Gradwell aggiunge che l’organizzazione ha offerto consulenze a 31.000 donne tra gennaio e ottobre 2019, e spiega:
Ai nostri consulenti viene insegnato non come costringere le assistite a fare una scelta, ma come portarle a prendere una decisione con cui possono convivere.
Per il futuro, l’organizzazione ha in programma la creazione di un centro di assistenza per la gravidanza in ogni città del Paese, preferibilmente ciascuno con una propria macchina per le ecografie.
Nel corso dell’intervista, aggiunge poi che:
I volontari dei centri di gravidanza sono qualificati per l’esecuzione di ecografie su donne in gravidanza – ma non a fini diagnostici – bensì per offrire immagini del grembo materno.

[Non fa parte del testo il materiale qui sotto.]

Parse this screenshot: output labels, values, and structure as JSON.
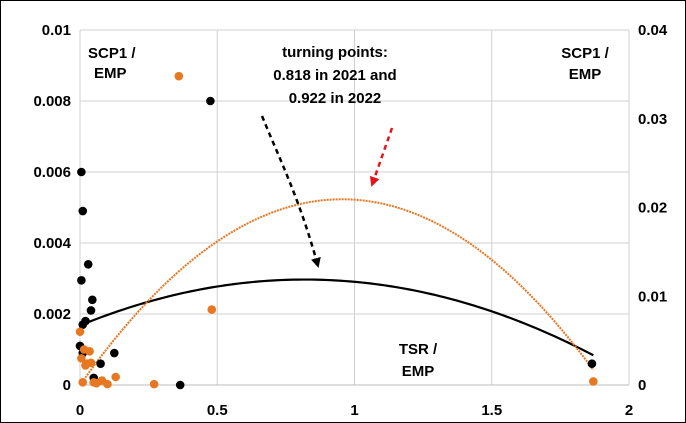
{
  "chart_data": {
    "type": "scatter",
    "title": "",
    "xlabel": "",
    "ylabel": "",
    "xlim": [
      0,
      2
    ],
    "ylim_left": [
      0,
      0.01
    ],
    "ylim_right": [
      0,
      0.04
    ],
    "grid": true,
    "x_ticks": [
      "0",
      "0.5",
      "1",
      "1.5",
      "2"
    ],
    "y_left_ticks": [
      "0",
      "0.002",
      "0.004",
      "0.006",
      "0.008",
      "0.01"
    ],
    "y_right_ticks": [
      "0",
      "0.01",
      "0.02",
      "0.03",
      "0.04"
    ],
    "colors": {
      "black_series": "#000000",
      "orange_series": "#E87722",
      "red_arrow": "#E8141B"
    },
    "series": [
      {
        "axis": "left",
        "color": "#000000",
        "points": [
          [
            0.005,
            0.006
          ],
          [
            0.01,
            0.0049
          ],
          [
            0.005,
            0.00295
          ],
          [
            0.03,
            0.0034
          ],
          [
            0.045,
            0.0024
          ],
          [
            0.04,
            0.0021
          ],
          [
            0.02,
            0.0018
          ],
          [
            0.01,
            0.0017
          ],
          [
            0.0,
            0.0011
          ],
          [
            0.01,
            0.0009
          ],
          [
            0.05,
            0.0002
          ],
          [
            0.075,
            0.0006
          ],
          [
            0.125,
            0.0009
          ],
          [
            0.365,
            0.0
          ],
          [
            0.475,
            0.008
          ],
          [
            1.865,
            0.0006
          ]
        ],
        "trend": [
          0.001677,
          0.00316,
          -0.00193
        ]
      },
      {
        "axis": "right",
        "color": "#E87722",
        "points": [
          [
            0.0,
            0.006
          ],
          [
            0.005,
            0.003
          ],
          [
            0.015,
            0.004
          ],
          [
            0.02,
            0.0022
          ],
          [
            0.025,
            0.0024
          ],
          [
            0.035,
            0.0038
          ],
          [
            0.04,
            0.0025
          ],
          [
            0.05,
            0.0003
          ],
          [
            0.06,
            0.0002
          ],
          [
            0.08,
            0.0005
          ],
          [
            0.1,
            0.0001
          ],
          [
            0.13,
            0.0009
          ],
          [
            0.01,
            0.0003
          ],
          [
            0.27,
            0.0001
          ],
          [
            0.36,
            0.0348
          ],
          [
            0.48,
            0.0085
          ],
          [
            1.87,
            0.0004
          ]
        ],
        "trend": [
          0.0,
          0.04384,
          -0.02296
        ]
      }
    ],
    "annotations": {
      "left_axis_label": [
        "SCP1 /",
        "EMP"
      ],
      "right_axis_label": [
        "SCP1 /",
        "EMP"
      ],
      "x_axis_label": [
        "TSR /",
        "EMP"
      ],
      "turning_points": [
        "turning points:",
        "0.818 in 2021 and",
        "0.922 in 2022"
      ]
    }
  }
}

Pillay, a sua volta, si dice estremamente preoccupato all’idea che a “personale non qualificato” venga consentito di eseguire delle ecografie su donne in gravidanza
È inaccettabile. Nemmeno le infermiere possono fare ecografie, a meno che non abbiano una particolare specializzazione.
Nonostante l’aborto sia legale in Sudafrica, a patto che venga richiesto entro la tredicesima settimana di gravidanza, la pratica è di fatto disponibile in meno del 7% delle strutture sanitarie pubbliche (264 su 3880), soprattutto perché, come risulta da un rapporto del 2017 di Amnesty International, molti operatori sanitari si rifiutano di eseguirla.
Jane Harries, di Women’s Health Research Unit presso la scuola di salute pubblica dell’Università di Cape Town, commenta:
Il Sudafrica ha il tasso più alto al mondo di aborti effettuati nel secondo trimestre, che sono di fatto il 20% sul numero totale delle interruzioni di gravidanza. Un dato che evidenzia una problema di accessibilità al servizio. Le gestanti devono essere viste il prima possibile. Bisogna poter accedere alla procedura in modo tempestivo, ma il dipartimento della salute fatica ad attuare il cambiamento. Anche nel settore pubblico si trovano le stesse reazioni moraliste, il che va risolto.
Usando sensi di colpa e umiliazione per spingere le giovani donne a portare a termine la gravidanza, questi centri “caricano inutilmente donne già fragili di un peso enorme”, aggiunge Marion Stevens della Coalizione per la giustizia sessuale e riproduttiva. “Non c’è da stuprirsi che molte vengano arrestate per aver abortito oltre i tempi previsti dalla legge”.
In risposta alle rivelazioni di openDemocracy il sudafricano Eddie Mhlanga, uno dei fautori della legge abortista del 1996, dichiara: “Cercare di convincere una donna a non interrompere la gravidanza a prescindere dalle circostanze personali è inammissibile.”
Mhlanga, un ginecologo ostetrico nel dipartimento della Salute di Mpumalanga, al tempo stesso codirettore dell’ONG Global Doctors for Choice, che prepara gli operatori sanitari alla pratica dell’aborto, aggiunge: “In alcuni casi, partorire un figlio semplicemente non è un’ipotesi possibile.”
E continua:
Il fatto che una donna venga violentata e che poi rimanga incinta non è il volere di Dio – sicuramente non del Dio a cui obbedisco. Queste consulenze creano dei sensi di colpa che compromettono la salute mentale delle donne, che invece dovrebbero essere aiutate a prendere una decisione, non forzate, intimidite, giudicate o minacciate.
Mhlanga comunque non si dice del tutto sorpreso dai risultati dell’inchiesta. “Il Sudafrica si trova nella morsa sempre più forte dei fondamentalisti statunitensi di destra”.